Now, it appears from the admitted facts in this case that the questions arising upon the defendant’s application to enter the land as a homestead, and upon a claim of the Northern Pacific Railroad Company that it was entitled to the land by virtue of its grant, were pending and undetermined in the land department from 1887 to 1898, and, if it had jurisdiction to hear and determine them, it necessarily follows that during that time the courts were without right to hear and determine the questions, and that such time is not to be counted against the plaintiff in determining whether the statute of limitations has barred its right to its land. The defendant, however, claims that the land department had no jurisdiction to hear and determine any questions as to the title of the land, because when the defendant initiated his contest therein upon his claim that the land was public land, and subject to his proposed homestead entry, the title had in fact already passed from the United States to the plaintiff by virtue of the land grant in question; that such grant was one in prsesenti; that the filing of the map of definite location was the source as well as the evidence of plaintiff’s title, and that it then became complete, and the issuing of a patent for the land thereafter would be in the nature of a ■conveyance for further assurance, but in no sense essential to the legal title already vested; that, if the department had patented the land to the defendant on his contest and homestead claim, the ■courts would have held the patent void.
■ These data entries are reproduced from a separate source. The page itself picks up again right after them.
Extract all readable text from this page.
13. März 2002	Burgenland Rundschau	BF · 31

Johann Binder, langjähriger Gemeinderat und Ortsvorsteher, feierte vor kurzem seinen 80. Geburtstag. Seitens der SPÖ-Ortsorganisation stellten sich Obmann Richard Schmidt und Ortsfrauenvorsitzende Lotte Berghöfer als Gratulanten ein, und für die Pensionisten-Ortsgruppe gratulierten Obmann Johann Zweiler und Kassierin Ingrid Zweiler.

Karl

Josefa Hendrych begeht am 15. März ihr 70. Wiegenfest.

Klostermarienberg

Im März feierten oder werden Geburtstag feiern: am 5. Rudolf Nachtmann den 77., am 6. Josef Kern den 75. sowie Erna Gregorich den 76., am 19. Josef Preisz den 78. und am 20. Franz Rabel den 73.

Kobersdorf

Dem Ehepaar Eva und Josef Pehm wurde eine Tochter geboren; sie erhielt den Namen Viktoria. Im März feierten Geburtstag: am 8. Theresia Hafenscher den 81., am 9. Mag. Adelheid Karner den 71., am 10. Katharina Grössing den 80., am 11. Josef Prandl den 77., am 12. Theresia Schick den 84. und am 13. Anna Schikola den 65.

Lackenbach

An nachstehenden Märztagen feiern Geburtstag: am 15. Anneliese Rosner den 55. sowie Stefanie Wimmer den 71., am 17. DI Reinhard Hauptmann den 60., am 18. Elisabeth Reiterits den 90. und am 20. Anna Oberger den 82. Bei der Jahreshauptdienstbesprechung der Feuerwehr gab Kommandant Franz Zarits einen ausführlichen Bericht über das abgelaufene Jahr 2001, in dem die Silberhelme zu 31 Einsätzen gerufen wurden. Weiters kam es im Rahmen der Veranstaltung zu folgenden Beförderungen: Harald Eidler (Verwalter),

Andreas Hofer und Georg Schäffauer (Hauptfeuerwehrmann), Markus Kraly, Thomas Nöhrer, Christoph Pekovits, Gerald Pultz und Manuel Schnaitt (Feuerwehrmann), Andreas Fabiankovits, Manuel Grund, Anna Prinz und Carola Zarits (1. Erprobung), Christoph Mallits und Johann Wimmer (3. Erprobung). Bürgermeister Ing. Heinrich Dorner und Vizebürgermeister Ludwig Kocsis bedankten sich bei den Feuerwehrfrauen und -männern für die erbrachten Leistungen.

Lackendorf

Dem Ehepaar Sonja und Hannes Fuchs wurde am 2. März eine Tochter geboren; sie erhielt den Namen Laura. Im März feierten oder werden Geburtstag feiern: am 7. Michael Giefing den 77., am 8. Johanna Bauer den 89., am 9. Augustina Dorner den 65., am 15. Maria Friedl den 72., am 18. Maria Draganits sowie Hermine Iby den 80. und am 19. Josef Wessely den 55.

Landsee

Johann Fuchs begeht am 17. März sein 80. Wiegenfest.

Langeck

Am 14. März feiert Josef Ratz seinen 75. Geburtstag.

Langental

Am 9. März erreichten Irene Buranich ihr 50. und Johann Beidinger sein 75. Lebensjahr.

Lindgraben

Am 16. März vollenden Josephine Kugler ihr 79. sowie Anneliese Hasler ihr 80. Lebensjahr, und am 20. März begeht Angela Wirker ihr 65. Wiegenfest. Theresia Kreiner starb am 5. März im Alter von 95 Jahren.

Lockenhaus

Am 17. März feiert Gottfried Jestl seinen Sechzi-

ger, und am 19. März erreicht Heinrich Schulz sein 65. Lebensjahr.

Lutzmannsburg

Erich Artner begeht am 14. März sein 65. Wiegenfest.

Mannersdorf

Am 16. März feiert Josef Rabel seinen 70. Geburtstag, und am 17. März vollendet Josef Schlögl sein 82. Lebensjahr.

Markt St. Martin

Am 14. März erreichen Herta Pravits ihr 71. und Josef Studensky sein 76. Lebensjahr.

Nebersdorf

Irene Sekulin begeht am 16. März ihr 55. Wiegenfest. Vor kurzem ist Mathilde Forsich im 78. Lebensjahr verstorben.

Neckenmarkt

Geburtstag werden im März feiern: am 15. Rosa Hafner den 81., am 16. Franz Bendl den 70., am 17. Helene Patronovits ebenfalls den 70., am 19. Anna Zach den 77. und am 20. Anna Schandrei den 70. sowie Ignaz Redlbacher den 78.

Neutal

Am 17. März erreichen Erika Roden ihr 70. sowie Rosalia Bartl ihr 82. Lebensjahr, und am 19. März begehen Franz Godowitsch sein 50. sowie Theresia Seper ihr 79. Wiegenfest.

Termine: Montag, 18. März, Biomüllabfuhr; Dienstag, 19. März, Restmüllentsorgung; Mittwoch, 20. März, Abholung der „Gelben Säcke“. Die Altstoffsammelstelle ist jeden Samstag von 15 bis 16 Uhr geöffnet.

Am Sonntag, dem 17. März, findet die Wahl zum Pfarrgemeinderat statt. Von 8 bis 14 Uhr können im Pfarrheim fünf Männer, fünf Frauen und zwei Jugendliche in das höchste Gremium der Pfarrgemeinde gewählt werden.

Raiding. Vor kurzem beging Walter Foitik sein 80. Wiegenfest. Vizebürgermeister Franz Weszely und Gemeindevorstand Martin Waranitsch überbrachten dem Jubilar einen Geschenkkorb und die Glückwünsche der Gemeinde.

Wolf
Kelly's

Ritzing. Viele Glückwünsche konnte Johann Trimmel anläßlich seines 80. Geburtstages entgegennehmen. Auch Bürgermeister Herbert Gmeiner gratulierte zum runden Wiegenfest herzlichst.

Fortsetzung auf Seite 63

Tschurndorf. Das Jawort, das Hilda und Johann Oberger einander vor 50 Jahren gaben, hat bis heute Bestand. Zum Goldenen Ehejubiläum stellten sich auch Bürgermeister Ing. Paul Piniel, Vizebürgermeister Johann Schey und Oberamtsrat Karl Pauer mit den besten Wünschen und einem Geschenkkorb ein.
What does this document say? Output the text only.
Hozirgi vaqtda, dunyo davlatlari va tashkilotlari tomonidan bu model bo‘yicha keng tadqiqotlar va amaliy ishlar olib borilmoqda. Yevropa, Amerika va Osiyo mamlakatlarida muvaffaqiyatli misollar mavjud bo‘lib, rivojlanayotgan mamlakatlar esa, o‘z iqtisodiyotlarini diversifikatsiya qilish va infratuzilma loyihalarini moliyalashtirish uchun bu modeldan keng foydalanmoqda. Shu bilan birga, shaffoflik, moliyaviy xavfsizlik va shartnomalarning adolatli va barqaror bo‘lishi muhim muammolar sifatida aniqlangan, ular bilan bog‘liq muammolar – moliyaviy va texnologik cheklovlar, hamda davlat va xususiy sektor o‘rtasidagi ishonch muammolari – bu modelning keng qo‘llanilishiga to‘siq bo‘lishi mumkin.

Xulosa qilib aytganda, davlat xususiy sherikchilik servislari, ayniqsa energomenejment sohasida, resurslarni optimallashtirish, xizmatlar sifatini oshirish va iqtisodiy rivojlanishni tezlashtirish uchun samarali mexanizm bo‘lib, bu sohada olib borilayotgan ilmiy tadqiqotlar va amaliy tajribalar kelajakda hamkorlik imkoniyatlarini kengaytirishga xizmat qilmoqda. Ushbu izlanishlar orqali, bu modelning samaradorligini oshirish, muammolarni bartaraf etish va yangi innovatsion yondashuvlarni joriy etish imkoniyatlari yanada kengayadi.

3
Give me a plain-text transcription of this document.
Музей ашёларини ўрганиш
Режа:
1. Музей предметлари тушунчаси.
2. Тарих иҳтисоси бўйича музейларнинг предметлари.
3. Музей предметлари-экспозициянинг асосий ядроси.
If there was any fair doubt as to the correctness of this conclusion, the doubt ought to be resolved against the defendant, for the claim he here makes is inequitable. He asserted by his homestead application that the land was public land, and within the-jurisdiction of the land department, which he invoked; and by successive appeals he thereby compelled the plaintiff to litigate in the land department, with him, his claim, for eleven years. We-therefore hold that the time during which the question of the title-to the land was pending and undetermined in the land department cannot be counted against the plaintiff in determining whether the statute of limitation has barred its right to recover its land,,
Order affirmed.
Dissenting Opinion
(dissenting).
It seems to me the majority give entirely too much effect to the proceedings in the government land department on defendant’s application to make homestead entry of the land in question. Such proceedings were not brought to determine plaintiff’s title, —its title had already vested, — but to determine the asserted homestead right of defendant. Under what statute or principle of law does such a proceeding suspend the running of the statute of limitations as to plaintiff’s right to bring ejectment for the land, to which the majority must concede it had title? Suppose the maker of a promissory note should bring an action to cancel the same for fraud, or to recover possession thereof on the ground that it was never delivered, would the pendency of such an action suspend the holder’s right of action on the note? Clearly not. Notwithstanding such an action were brought, the statute of limitations would continue to run against the owner of the note, and his right of action would be barred after the lapse of the statutory period of six years. Yet this decision establishes a rule to the contrary. I am unable to concur in that view of the law.